ME: Tell me a little bit about how you frame your classes?

TOMO: I always look to the Jivamukti Focus of the Month. I get ideas about some themes I could talk about. I play the harmonium and chant, I choose the chants, make the playlist, then I visualize how the songs will shift the energy of the class. At the end of the day, all the teaching and framing sometimes thrown out of the window and I just go with the flow. Being able to attend my teachers’ classes as often as possible ultimately becomes my foundation for classes I teach.

ME: When you are not practicing yoga, what are you doing?

TOMO: Well, I own a company making custom earphones for musicians. They have kind of taken off and now it ‘s mainstream thing, not just for musicians.

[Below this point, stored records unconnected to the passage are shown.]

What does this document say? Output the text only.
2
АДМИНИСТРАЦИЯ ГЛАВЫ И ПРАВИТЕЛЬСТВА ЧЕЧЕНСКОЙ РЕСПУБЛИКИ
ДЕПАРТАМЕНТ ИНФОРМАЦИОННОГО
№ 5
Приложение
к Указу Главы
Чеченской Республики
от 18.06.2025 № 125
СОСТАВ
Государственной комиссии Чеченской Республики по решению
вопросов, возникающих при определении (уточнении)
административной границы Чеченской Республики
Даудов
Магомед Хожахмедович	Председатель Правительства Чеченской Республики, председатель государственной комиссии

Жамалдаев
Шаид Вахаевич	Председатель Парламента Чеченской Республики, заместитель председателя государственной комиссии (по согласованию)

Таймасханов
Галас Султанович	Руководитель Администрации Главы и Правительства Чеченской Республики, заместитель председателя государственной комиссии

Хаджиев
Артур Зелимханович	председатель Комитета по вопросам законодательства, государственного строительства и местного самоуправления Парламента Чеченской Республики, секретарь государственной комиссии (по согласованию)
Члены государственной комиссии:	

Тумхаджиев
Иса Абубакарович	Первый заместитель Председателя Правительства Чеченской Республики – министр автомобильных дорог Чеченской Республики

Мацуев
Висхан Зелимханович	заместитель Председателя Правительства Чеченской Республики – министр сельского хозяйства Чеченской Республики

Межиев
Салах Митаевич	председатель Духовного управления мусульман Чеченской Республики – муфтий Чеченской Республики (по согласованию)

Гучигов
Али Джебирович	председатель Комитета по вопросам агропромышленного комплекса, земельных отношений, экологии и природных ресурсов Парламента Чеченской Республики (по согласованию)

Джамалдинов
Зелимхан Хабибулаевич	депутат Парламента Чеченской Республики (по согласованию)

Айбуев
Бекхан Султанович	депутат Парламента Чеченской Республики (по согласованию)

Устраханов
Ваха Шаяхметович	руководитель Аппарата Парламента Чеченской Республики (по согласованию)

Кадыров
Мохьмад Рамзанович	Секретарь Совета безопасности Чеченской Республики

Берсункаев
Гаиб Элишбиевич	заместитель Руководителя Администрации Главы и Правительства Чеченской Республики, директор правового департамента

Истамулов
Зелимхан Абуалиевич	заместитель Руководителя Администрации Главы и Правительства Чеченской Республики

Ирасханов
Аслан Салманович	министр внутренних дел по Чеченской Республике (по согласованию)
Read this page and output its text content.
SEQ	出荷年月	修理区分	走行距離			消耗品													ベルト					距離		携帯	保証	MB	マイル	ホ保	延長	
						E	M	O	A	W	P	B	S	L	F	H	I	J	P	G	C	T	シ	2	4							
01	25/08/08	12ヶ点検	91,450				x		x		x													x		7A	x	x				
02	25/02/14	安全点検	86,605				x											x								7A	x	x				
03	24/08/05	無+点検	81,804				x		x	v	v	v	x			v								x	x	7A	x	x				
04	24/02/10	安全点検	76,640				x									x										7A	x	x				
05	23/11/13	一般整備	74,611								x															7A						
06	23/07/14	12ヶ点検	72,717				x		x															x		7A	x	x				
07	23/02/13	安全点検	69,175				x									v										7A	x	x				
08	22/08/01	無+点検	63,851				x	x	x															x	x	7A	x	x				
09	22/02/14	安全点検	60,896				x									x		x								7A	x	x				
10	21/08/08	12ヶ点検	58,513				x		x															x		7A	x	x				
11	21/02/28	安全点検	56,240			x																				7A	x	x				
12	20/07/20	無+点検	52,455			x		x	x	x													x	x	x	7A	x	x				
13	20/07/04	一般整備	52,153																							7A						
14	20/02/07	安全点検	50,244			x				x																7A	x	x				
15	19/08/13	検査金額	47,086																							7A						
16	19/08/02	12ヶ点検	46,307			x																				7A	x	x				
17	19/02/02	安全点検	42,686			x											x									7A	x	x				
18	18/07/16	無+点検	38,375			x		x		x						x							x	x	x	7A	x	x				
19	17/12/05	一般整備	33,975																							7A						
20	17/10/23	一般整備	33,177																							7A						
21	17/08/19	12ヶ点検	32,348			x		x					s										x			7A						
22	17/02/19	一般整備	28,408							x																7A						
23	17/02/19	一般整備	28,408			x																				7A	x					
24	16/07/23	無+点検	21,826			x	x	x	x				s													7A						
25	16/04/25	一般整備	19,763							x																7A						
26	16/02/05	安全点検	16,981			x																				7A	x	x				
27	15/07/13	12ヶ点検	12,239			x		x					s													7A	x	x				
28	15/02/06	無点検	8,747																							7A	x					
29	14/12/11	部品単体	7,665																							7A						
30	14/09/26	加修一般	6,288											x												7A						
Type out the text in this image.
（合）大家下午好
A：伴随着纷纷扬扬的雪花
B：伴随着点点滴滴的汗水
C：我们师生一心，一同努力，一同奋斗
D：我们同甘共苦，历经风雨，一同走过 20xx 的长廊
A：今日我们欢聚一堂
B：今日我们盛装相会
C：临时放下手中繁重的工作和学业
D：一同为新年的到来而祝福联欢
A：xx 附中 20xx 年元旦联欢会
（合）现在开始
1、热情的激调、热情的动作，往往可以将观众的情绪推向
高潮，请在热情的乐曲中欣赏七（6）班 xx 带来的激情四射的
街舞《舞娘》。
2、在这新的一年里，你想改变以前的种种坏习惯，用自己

I’m not so dependent on the teaching, it’s good because it makes me less stressed about money.  Sometimes teachers get dependent on privates, or teaching fifteen or sixteen classes a week, but then there is no time to practice or really enjoy teaching.

ME: Tell me a little bit about your European tour…

TOMO; I get a lot of invites from people who believe and trust in word of mouth. It started with a 2 week private I had schedule in London. The grace of other people who care to share these teachings brought everything together. I decided to visit Petros in Munich and took on some of his classes when he went away, and then Bern, Switzerland extended an invitation as did Paris. One thing built upon another. Charlie Kelly told me about his concept of Black and Light Yoga, incorporating yoga and dance.

My dear friend Emma Henry connected me to Ellen from Indaba Yoga studio, and I was invited to teach there. Emma promoted me in her classes around London and also opened up her home to me. Nothing would be possible without opening up and trusting enough of teachers and studios to send an invitation; and nothing is as powerful as having the voice of another teacher.  With the grace of the teachers, to be able to take the time to learn the teachings together. So many people are open. With an invite it is an open offer, like visiting friends. It’s different, to say I’m going to be there, in your town, versus, a friend or fellow teacher’s request to come. It’s what Sharon-ji talks about when she says dare to care. Be welcome. Share.